Abalos ocorreram no centro da cidade, mas sem causar danos

CRISTINA SANTOS

MUTUÍPE (DA SUCURSAL RECÔNCAVO) –
A população do município de Mutuípe (a 254 quilômetros de Salvador) levou um susto no final da noite de terça-feira última, com a ocorrência de novos abalos sísmicos na região. Dois estrondos acompanhados de tremores de terra apavoraram os moradores dos bairros Cajazeira e Alto da Cajazeira, na região central da cidade. O segundo e mais forte abalo ocorreu por volta das 23 horas, cinco horas após o primeiro. Assustados, alguns moradores chegaram a deixar suas residências. As pessoas temem que o fenômeno volte a ocorrer.

O abalo, que durou aproximadamente três segundos, não chegou a causar danos materiais nem vítimas, mas, de acordo com relatos dos próprios moradores, em algumas casas, ocorreram rachaduras.
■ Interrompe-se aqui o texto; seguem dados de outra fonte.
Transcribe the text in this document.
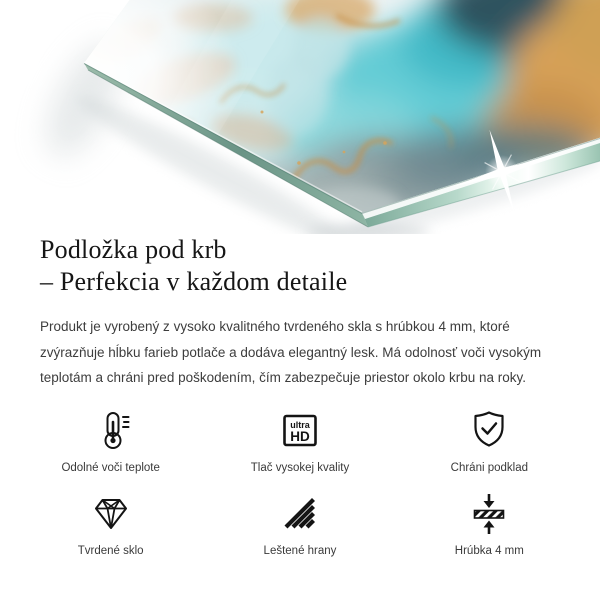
Podložka pod krb
– Perfekcia v každom detaile

Produkt je vyrobený z vysoko kvalitného tvrdeného skla s hrúbkou 4 mm, ktoré zvýrazňuje hĺbku farieb potlače a dodáva elegantný lesk. Má odolnosť voči vysokým teplotám a chráni pred poškodením, čím zabezpečuje priestor okolo krbu na roky.

Odolné voči teplote
ultra
HD
Tlač vysokej kvality	Chráni podklad
Tvrdené sklo	Leštené hrany	Hrúbka 4 mm
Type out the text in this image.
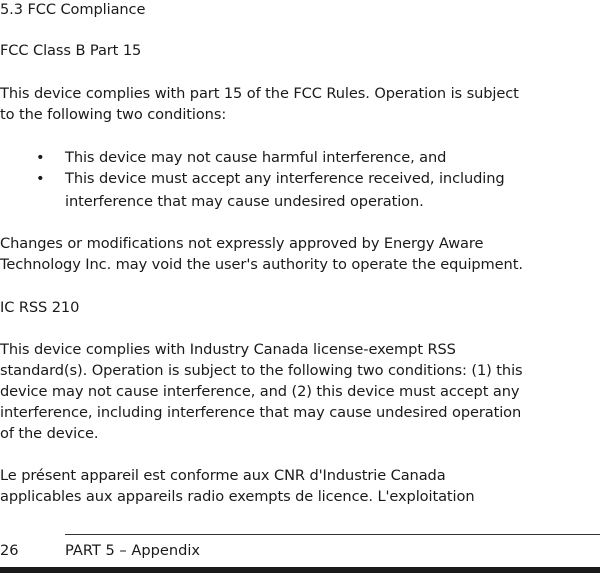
5.3 FCC Compliance
FCC Class B Part 15
This device complies with part 15 of the FCC Rules. Operation is subject
to the following two conditions:
• This device may not cause harmful interference, and
• This device must accept any interference received, including
interference that may cause undesired operation.
Changes or modifications not expressly approved by Energy Aware
Technology Inc. may void the user's authority to operate the equipment.
IC RSS 210
This device complies with Industry Canada license-exempt RSS
standard(s). Operation is subject to the following two conditions: (1) this
device may not cause interference, and (2) this device must accept any
interference, including interference that may cause undesired operation
of the device.
Le présent appareil est conforme aux CNR d'Industrie Canada
applicables aux appareils radio exempts de licence. L'exploitation
26	PART 5 – Appendix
Esta foi a terceira vez que aconteceu o fenômeno no município. Os primeiros tremores foram sentidos em outubro e novembro. Os dois bairros estão localizados na parte mais alta e são os mais populosos da cidade.

Os tremores em Mutuípe não foram detectados pelo Observatório Sismológico da Universidade de Brasília (UNB), na capital federal, por isso não teve magnitude confirmada; têm causas naturais e não oferecem perigo à população. A garantia foi dada pelo professor Joaquim Xavier Cerqueira Neto, do Departamento de Geologia e Geofísica Aplicada do Instituto de Geociências da Universidade Federal da Bahia (Ufba).
  
SEM RISCO – O professor explica que os abalos sísmicos ocorrem porque a superfície da terra está sob camadas de rochas gigantes e placas tectônicas que estão ajustadas lado a lado, como se fossem imensas lajotas. Entre essas lajotas existem fendas que, se desencaixam, provocando tremores.

– A população não precisa ficar preocupada, pois o sismo que ocorreu foi um relaxamento das tensões que se acumulam num ambiente antigo de falhas geológicas. São fenômenos superficiais, sem energia suficiente para estimular os sismógrafos em Brasília – disse Cerqueira Neto.

Conforme explicou o professor da Ufba, os abalos foram de pequena magnitude. “Essa liberação de energia é comum no Recôncavo baiano. Esses microssismos já aconteceram no município de Ubaíra em 1999”, acrescenta Cerqueira Neto, que analisou os tremores de terra ocorridos entre os dias 19 de junho e 12 de julho de 1999 em Ubaíra.

– O perigo está no pânico desnecessário entre população – completou. Cerqueira Neto orienta a população para, no momento dos tremores, sair de casa e se afastar dos fios de alta-tensão.

Moradores passam noite na porta das casas

Não houve pânico, mas a população ficou apreensiva. “Eu estava dormindo quando acordei e senti o chão tremer. Todo mundo saiu à rua para ver o que estava acontecendo. Em algumas casas, portas e móveis balançaram, como na minha. Foi um abalo forte”, relatou Cremilson Andrade, secretário de Administração da Prefeitura de Mutuípe e morador do Alto da Cajazeira.

A dona-de-casa Brandina Maria da Conceição, 74 anos, diz que sentiu o abalo e, ontem pela manhã, percebeu rachaduras nas paredes da varanda da casa. “Ouvi um barulho forte e senti o chão tremer. Depois, aconteceu a mesma coisa, só que mais forte”, explicou Brandina. Ela diz que já se acostumou aos tremores. “Faz um mês que aconteceu outro. Esse agora rachou as paredes da frente da casa”, lamentou.

A aposentada Angelina Silva de Jesus conta que os tremores sacudiram a cama. “Não foi trovoada, pois balançou tudo em casa, parecia que o chão ia cair, até a cama tremeu”. Laura Leandro dos Santos relata que os moradores passaram a noite na porta de casa. “Ninguém conseguiu mais dormir, com medo. Só Deus sabe o que aconteceu”, disse.